During the decades since Chomsky’s generative grammar rose to prominence in syntactic theory, other approaches have also been growing and developing. Categorial Grammar has turned into the most popular option for logically oriented linguists, and has been combined with phrase structure in Head-driven Phrase Structure Grammar (Pollard and Sag 1994). A number of approaches have combined phrase structure with a traditional functional analysis (in terms of subjects, objects and the like), but interpreted as whole-part relations rather than as government relations between a head and its dependents:

  • Systemic Functional Grammar (Halliday 1985).
  • Relational Grammar (Blake 1990)
  • Functional Grammar (Dik 1991)
  • Lexical Functional Grammar (Bresnan 2001)
  • Role-and-Reference Grammar (Van Valin 1993)
  • Construction Grammar (Croft 2007, Fillmore and others 1988, Goldberg 1995, Tomasello 1998)

What these approaches share is the basic Bloomfieldian assumption that the foundation for syntactic structure is the whole-part relation between a phrase and its parts, rather than the part-part relation between a word and its dependents.

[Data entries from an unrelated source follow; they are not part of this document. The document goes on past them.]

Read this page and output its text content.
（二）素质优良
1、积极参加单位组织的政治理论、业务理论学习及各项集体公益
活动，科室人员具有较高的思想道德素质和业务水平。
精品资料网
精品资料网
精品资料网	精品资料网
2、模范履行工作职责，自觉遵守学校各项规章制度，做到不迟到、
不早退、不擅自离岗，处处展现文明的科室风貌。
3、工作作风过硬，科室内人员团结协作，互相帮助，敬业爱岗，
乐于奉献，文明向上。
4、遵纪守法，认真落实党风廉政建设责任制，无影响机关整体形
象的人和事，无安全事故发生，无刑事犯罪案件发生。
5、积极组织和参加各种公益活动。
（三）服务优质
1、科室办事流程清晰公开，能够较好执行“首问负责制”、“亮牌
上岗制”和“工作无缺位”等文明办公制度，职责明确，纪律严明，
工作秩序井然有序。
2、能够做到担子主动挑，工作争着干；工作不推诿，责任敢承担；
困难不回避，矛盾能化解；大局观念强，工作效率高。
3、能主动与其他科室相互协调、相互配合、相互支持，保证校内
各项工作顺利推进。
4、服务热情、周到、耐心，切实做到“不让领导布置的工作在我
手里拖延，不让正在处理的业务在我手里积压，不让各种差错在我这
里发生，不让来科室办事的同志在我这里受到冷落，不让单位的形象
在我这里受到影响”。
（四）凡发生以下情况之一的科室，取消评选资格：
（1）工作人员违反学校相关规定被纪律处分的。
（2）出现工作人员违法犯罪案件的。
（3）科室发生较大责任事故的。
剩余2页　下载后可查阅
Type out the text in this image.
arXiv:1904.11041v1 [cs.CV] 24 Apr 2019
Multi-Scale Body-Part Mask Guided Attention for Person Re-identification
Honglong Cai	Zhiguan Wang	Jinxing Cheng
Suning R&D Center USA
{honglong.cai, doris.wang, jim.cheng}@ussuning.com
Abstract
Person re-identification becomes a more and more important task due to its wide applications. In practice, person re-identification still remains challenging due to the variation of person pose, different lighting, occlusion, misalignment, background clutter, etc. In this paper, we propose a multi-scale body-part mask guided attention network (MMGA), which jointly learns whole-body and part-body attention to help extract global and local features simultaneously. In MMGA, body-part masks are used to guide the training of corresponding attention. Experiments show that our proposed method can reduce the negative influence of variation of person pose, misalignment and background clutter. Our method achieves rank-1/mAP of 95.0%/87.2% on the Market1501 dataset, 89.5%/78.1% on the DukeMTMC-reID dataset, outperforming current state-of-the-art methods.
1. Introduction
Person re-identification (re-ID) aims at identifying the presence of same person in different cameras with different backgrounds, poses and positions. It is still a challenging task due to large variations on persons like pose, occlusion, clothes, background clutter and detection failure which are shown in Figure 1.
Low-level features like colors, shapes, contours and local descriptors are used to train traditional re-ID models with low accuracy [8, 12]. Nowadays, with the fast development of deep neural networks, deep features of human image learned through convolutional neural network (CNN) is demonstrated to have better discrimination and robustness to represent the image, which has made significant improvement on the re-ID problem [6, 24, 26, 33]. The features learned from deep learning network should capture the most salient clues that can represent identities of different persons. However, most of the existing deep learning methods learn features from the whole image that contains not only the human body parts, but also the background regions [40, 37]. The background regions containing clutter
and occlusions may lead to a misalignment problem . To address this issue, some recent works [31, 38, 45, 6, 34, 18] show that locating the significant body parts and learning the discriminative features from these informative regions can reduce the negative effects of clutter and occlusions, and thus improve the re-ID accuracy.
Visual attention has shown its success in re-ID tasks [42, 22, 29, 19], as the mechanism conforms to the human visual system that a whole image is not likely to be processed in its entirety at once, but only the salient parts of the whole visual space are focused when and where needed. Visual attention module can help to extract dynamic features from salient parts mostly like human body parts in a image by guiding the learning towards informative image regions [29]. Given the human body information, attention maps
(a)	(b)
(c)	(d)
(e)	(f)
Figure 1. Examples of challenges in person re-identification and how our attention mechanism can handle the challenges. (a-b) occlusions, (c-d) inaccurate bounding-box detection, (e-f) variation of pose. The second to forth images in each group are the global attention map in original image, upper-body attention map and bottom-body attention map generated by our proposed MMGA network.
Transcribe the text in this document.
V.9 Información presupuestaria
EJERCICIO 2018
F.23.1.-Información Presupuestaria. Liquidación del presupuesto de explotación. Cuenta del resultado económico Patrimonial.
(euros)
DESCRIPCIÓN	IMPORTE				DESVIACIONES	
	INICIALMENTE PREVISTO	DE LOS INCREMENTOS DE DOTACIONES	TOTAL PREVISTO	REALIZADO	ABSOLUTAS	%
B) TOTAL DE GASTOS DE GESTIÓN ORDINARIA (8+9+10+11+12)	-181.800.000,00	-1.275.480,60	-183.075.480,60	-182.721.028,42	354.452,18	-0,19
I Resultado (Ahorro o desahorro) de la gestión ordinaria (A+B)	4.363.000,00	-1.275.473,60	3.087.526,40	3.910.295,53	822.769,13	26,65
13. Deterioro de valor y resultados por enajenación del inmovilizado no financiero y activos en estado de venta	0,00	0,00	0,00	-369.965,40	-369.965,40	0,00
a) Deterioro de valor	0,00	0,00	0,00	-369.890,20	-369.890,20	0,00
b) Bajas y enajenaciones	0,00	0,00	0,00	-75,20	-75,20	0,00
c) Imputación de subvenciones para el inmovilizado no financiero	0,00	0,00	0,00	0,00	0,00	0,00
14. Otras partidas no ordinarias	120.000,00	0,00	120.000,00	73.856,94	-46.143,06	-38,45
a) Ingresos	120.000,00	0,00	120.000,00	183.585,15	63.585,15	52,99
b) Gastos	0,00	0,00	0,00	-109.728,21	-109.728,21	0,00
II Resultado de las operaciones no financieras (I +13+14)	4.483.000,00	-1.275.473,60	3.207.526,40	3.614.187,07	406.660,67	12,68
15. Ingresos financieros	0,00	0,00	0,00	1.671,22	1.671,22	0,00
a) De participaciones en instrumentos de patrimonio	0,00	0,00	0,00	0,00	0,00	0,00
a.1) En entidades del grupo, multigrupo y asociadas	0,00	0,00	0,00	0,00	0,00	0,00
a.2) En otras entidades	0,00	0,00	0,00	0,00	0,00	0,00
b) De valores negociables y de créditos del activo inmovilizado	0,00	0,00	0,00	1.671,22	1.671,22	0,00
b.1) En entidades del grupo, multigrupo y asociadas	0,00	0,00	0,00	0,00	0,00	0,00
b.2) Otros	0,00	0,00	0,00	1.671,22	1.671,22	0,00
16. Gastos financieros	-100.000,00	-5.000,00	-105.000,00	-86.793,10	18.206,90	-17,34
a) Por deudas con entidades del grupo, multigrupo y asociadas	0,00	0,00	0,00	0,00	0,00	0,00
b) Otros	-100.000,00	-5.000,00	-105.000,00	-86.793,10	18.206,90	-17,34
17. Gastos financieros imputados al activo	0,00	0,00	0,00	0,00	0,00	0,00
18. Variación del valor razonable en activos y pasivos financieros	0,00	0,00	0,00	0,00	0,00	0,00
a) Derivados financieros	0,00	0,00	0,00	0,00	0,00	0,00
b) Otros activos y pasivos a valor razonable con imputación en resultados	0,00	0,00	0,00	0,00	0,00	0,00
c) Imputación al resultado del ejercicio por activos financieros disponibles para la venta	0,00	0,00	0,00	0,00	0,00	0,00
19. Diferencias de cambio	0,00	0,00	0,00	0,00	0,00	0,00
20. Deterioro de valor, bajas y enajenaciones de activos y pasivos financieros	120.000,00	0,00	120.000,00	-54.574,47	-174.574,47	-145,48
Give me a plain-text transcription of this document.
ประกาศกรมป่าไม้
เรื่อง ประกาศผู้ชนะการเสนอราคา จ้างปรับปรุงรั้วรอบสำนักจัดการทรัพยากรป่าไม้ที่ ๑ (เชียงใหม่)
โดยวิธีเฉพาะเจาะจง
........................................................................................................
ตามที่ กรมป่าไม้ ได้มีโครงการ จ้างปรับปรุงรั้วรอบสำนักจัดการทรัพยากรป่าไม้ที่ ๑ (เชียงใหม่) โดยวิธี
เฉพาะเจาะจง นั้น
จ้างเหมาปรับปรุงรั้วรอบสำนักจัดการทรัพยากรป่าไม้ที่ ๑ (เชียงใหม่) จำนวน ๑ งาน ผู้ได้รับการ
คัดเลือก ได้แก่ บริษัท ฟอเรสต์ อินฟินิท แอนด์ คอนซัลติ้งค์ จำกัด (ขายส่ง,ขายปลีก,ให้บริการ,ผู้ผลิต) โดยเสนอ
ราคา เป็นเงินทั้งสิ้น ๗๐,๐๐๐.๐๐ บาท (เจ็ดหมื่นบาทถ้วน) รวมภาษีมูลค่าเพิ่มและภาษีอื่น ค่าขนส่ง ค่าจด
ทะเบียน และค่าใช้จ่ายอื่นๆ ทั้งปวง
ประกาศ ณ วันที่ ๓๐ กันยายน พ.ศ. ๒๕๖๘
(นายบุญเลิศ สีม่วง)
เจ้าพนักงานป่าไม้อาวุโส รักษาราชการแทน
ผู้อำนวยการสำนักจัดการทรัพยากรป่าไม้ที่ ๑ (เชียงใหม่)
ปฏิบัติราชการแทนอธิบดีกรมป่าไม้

During the same period, however, the dependency-based tradition also developed a range of theories that is almost as diverse as the tradition based on phrase structure.Many of these theories are inspired by the formal developments of generative grammar and computational linguistics (Kruijff 2006), including at least the following list (where some theories are given ad hoc names):

  • Abhängigkeitsgrammatik (for computing) (Kunze 1975)
  • Generative Dependency Grammar (Vater 1975, Diaconescu 2002)
  • Case Grammar (Anderson 1977)
  • Functional Generative Description (Sgall and others 1986)
  • Lexicase (Starosta 1988)
  • Abhängigkeitsgrammatik (for schools) (Heringer 1993)
  • Meaning Text Theory (Mel'cuk 2004)
  • Tree-Adjoining Grammar (Joshi and Rambow 2003).
  • Link Grammar (Sleator and Temperley 1993).
  • Dependency Parsing (Kübler and others 2009)
  • Catena Theory (Osborne and others 2012)

There is also a very productive research tradition called Valency Theory which focuses specifically on government relations (Allerton 2006, Herbst and others 2004) and whose key term, valency, was introduced into syntax by Tesnière.

The enormous diversity within the dependency tradition undermines most simple generalisations about ‘dependency grammar’ in relation to government. Instead of trying to survey the diversity, I shall present the version of dependency grammar that I have been developing since about 1980 under the name ‘Word Grammar’ (Gisborne 2010, Gisborne 2011, Duran-Eppler 2011, Sugayama 2003, Sugayama and Hudson 2006, Hudson 1984, Hudson 1990, Hudson 2007a, Hudson 2010). First, however, I start with a survey in section 2 of the kinds of information that could, and I believe should, be covered by the term government. Section 3 then introduces the relevant general characteristics of Word Grammar (including, of course, its use of word-word dependencies), and shows how these characteristics allow Word Grammar to accommodate government in all the diversity surveyed in section 2.

2.The scope of government and valency

Traditionally, government applied either to a word’s complement (e.g. a preposition governs its complement) or to that complement’s case (e.g. the Latin preposition de, ‘about’, governs the ablative case). However, the Arabic grammarians extended the same notion to the inflectional categories of dependent verbs, and it is easy to argue for a much wider application of the term to cover any word-complement pair. For instance, in the ‘DP’ analysis, a boy consists of a determiner followed by its complement, so a counts as the governor of boy. This extension is fully justified by the similarities across word-classes in the way they restrict their complements. And, of course, if we insist on fidelity to the tradition, we are left with a terminological gap: what do we call the relation between a word and its complement when the word is not a verb or preposition? Extending the term govern fills this gap perfectly, and removes the otherwise arbitrary historical restriction to verbs, prepositions and case.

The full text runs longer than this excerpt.